You've switched from Symbolic computing (Theano) to python computing via the use of a for loop; python works with Integers/Floats/etc. and Theano works with Tensors. You'll need to either convert everything to integers/numpy arrays, do your loop on the CPU and convert back to Theano tensors (which will in all likelihood break the graph and autodifferentiation) or use the Theano looping functionality via scan.

nouiz commented 7 years ago

If the number of iterations of the loop is small and fixed, then you can use the for loop to build a bigger Theano graph and don't use scan.

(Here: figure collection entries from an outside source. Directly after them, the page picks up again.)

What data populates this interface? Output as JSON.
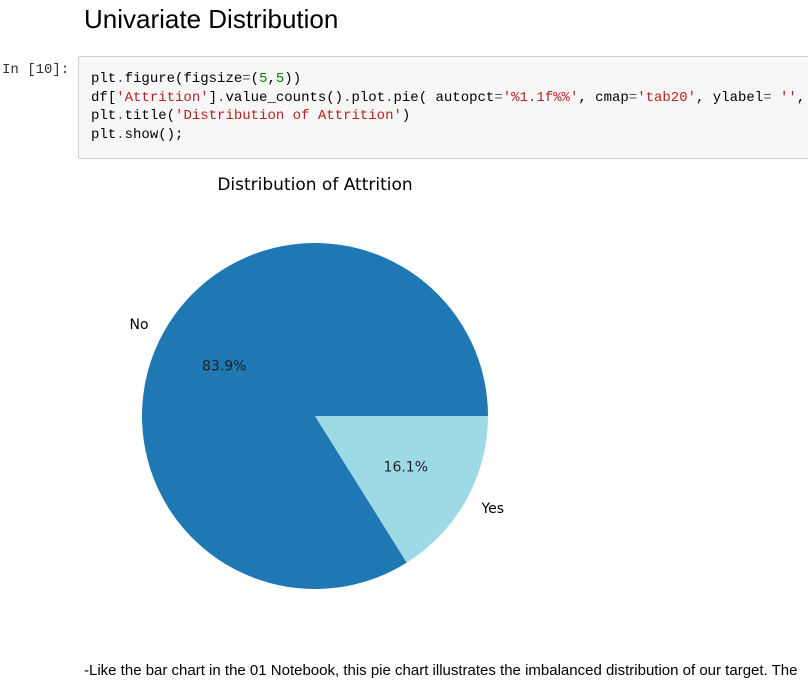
{
  "notebook": {
    "heading": "Univariate Distribution",
    "cell": {
      "prompt": "In [10]:",
      "code_lines": [
        "plt.figure(figsize=(5,5))",
        "df['Attrition'].value_counts().plot.pie( autopct='%1.1f%%', cmap='tab20', ylabel='',",
        "plt.title('Distribution of Attrition')",
        "plt.show();"
      ]
    },
    "paragraph": "-Like the bar chart in the 01 Notebook, this pie chart illustrates the imbalanced distribution of our target. The",
    "paragraph_line2": ""
  },
  "chart_data": {
    "type": "pie",
    "title": "Distribution of Attrition",
    "categories": [
      "No",
      "Yes"
    ],
    "values": [
      83.9,
      16.1
    ],
    "pct_labels": [
      "83.9%",
      "16.1%"
    ],
    "colors": [
      "#1f77b4",
      "#9edae5"
    ],
    "legend": "none"
  }
}
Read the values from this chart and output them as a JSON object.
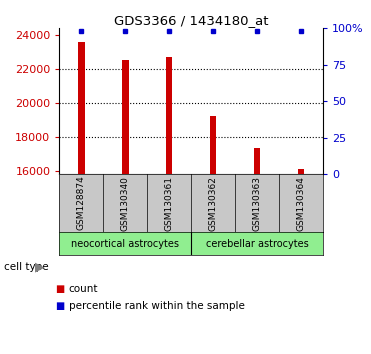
{
  "title": "GDS3366 / 1434180_at",
  "samples": [
    "GSM128874",
    "GSM130340",
    "GSM130361",
    "GSM130362",
    "GSM130363",
    "GSM130364"
  ],
  "counts": [
    23600,
    22500,
    22700,
    19200,
    17350,
    16100
  ],
  "percentiles": [
    98,
    98,
    98,
    98,
    98,
    98
  ],
  "ylim_left": [
    15800,
    24400
  ],
  "ylim_right": [
    0,
    100
  ],
  "yticks_left": [
    16000,
    18000,
    20000,
    22000,
    24000
  ],
  "yticks_right": [
    0,
    25,
    50,
    75,
    100
  ],
  "bar_color": "#cc0000",
  "marker_color": "#0000cc",
  "cell_types": [
    "neocortical astrocytes",
    "cerebellar astrocytes"
  ],
  "cell_type_color": "#90ee90",
  "bg_color": "#c8c8c8",
  "legend_count_label": "count",
  "legend_percentile_label": "percentile rank within the sample",
  "cell_type_label": "cell type",
  "grid_dotted_at": [
    18000,
    20000,
    22000
  ],
  "bar_width": 0.15
}
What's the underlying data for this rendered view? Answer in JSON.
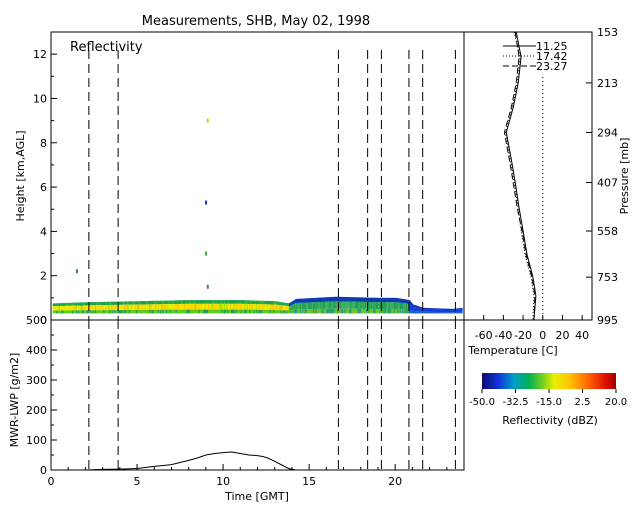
{
  "chart_data": [
    {
      "type": "heatmap",
      "title": "Measurements, SHB, May 02, 1998",
      "panel_label": "Reflectivity",
      "ylabel": "Height [km,AGL]",
      "ylim": [
        0,
        13
      ],
      "yticks": [
        0,
        2,
        4,
        6,
        8,
        10,
        12
      ],
      "xlim": [
        0,
        24
      ],
      "colorbar": {
        "label": "Reflectivity (dBZ)",
        "range": [
          -50,
          20
        ],
        "tick_labels": [
          "-50.0",
          "-32.5",
          "-15.0",
          "2.5",
          "20.0"
        ]
      },
      "cloud_layer": {
        "base_km": 0.3,
        "tops": [
          {
            "x": 0.1,
            "top_km": 0.75
          },
          {
            "x": 2.0,
            "top_km": 0.8
          },
          {
            "x": 5.0,
            "top_km": 0.85
          },
          {
            "x": 8.0,
            "top_km": 0.9
          },
          {
            "x": 11.0,
            "top_km": 0.9
          },
          {
            "x": 13.0,
            "top_km": 0.85
          },
          {
            "x": 13.8,
            "top_km": 0.75
          },
          {
            "x": 14.2,
            "top_km": 0.95
          },
          {
            "x": 16.5,
            "top_km": 1.05
          },
          {
            "x": 19.0,
            "top_km": 1.0
          },
          {
            "x": 20.0,
            "top_km": 1.0
          },
          {
            "x": 20.8,
            "top_km": 0.9
          },
          {
            "x": 21.0,
            "top_km": 0.7
          },
          {
            "x": 21.6,
            "top_km": 0.55
          },
          {
            "x": 23.3,
            "top_km": 0.5
          },
          {
            "x": 23.9,
            "top_km": 0.55
          }
        ]
      },
      "scatter_echoes": [
        {
          "x": 1.5,
          "y": 2.2,
          "color": "#2e8b57"
        },
        {
          "x": 9.1,
          "y": 9.0,
          "color": "#aadd00"
        },
        {
          "x": 9.0,
          "y": 5.3,
          "color": "#1e40c0"
        },
        {
          "x": 9.0,
          "y": 3.0,
          "color": "#33aa44"
        },
        {
          "x": 9.1,
          "y": 1.5,
          "color": "#3a8a5a"
        }
      ],
      "event_lines": [
        2.2,
        3.9,
        16.7,
        18.4,
        19.2,
        20.8,
        21.6,
        23.5
      ]
    },
    {
      "type": "line",
      "ylabel": "MWR-LWP [g/m2]",
      "xlabel": "Time [GMT]",
      "xlim": [
        0,
        24
      ],
      "xticks": [
        0,
        5,
        10,
        15,
        20
      ],
      "ylim": [
        0,
        500
      ],
      "yticks": [
        0,
        100,
        200,
        300,
        400,
        500
      ],
      "series": [
        {
          "x": [
            2.0,
            3.0,
            4.0,
            5.0,
            6.0,
            7.0,
            7.5,
            8.0,
            8.5,
            9.0,
            9.5,
            10.0,
            10.5,
            11.0,
            11.5,
            12.0,
            12.3,
            12.6,
            12.9,
            13.3,
            13.8,
            14.2
          ],
          "y": [
            0,
            2,
            3,
            5,
            12,
            18,
            25,
            32,
            40,
            50,
            55,
            58,
            60,
            55,
            50,
            48,
            45,
            40,
            32,
            20,
            5,
            0
          ]
        }
      ],
      "event_lines": [
        2.2,
        3.9,
        16.7,
        18.4,
        19.2,
        20.8,
        21.6,
        23.5
      ]
    },
    {
      "type": "line",
      "xlabel": "Temperature [C]",
      "ylabel_right": "Pressure [mb]",
      "xlim": [
        -80,
        50
      ],
      "xticks": [
        -60,
        -40,
        -20,
        0,
        20,
        40
      ],
      "pressure_ticks": [
        153,
        213,
        294,
        407,
        558,
        753,
        995
      ],
      "legend": [
        "11.25",
        "17.42",
        "23.27"
      ],
      "series": [
        {
          "name": "11.25",
          "points": [
            [
              -27,
              153
            ],
            [
              -22,
              180
            ],
            [
              -25,
              213
            ],
            [
              -30,
              250
            ],
            [
              -37,
              294
            ],
            [
              -32,
              350
            ],
            [
              -28,
              407
            ],
            [
              -24,
              480
            ],
            [
              -20,
              558
            ],
            [
              -16,
              650
            ],
            [
              -10,
              753
            ],
            [
              -7,
              850
            ],
            [
              -9,
              995
            ]
          ]
        },
        {
          "name": "17.42",
          "points": [
            [
              -29,
              153
            ],
            [
              -23,
              180
            ],
            [
              -26,
              213
            ],
            [
              -31,
              250
            ],
            [
              -38,
              294
            ],
            [
              -33,
              350
            ],
            [
              -29,
              407
            ],
            [
              -25,
              480
            ],
            [
              -22,
              558
            ],
            [
              -18,
              650
            ],
            [
              -12,
              753
            ],
            [
              -9,
              850
            ],
            [
              -10,
              995
            ]
          ]
        },
        {
          "name": "23.27",
          "points": [
            [
              -28,
              153
            ],
            [
              -24,
              180
            ],
            [
              -27,
              213
            ],
            [
              -32,
              250
            ],
            [
              -39,
              294
            ],
            [
              -34,
              350
            ],
            [
              -30,
              407
            ],
            [
              -26,
              480
            ],
            [
              -21,
              558
            ],
            [
              -17,
              650
            ],
            [
              -11,
              753
            ],
            [
              -8,
              850
            ],
            [
              -9,
              995
            ]
          ]
        }
      ],
      "reference_line_x": 0
    }
  ]
}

Le 9 janv. 2017 11:48, "Pat York" notifications@github.com a écrit :

You've switched from Symbolic computing (Theano) to python computing via the use of a for loop; python works with Integers/Floats/etc. and Theano works with Tensors. You'll need to either convert everything to integers/numpy arrays, do your loop on the CPU and convert back to Theano tensors (which will in all likelihood break the graph and autodifferentiation) or use the Theano looping functionality via scan.

— You are receiving this because you are subscribed to this thread. Reply to this email directly, view it on GitHub https://github.com/fchollet/keras/issues/4966#issuecomment-271337370, or mute the thread https://github.com/notifications/unsubscribe-auth/AALC-6kRoeZG3FbgKwCSB7sikwQeBcR2ks5rQmTEgaJpZM4Ldyfg .

bstriner commented 7 years ago

@LukeMathWalker the trickier issue you are going to have is when you train. If your network outputs indexes, those are discrete steps, so backprop won't work.

If you want to be able to backprop so your network actually learns how to crop, you need to make everything differentiable. That means the crops are real numbers and you interpolate to get fractional cropping.

Depending on what you're trying to do, you could rescale all of the crops to the same size, and then you could do multiple crops in a batch.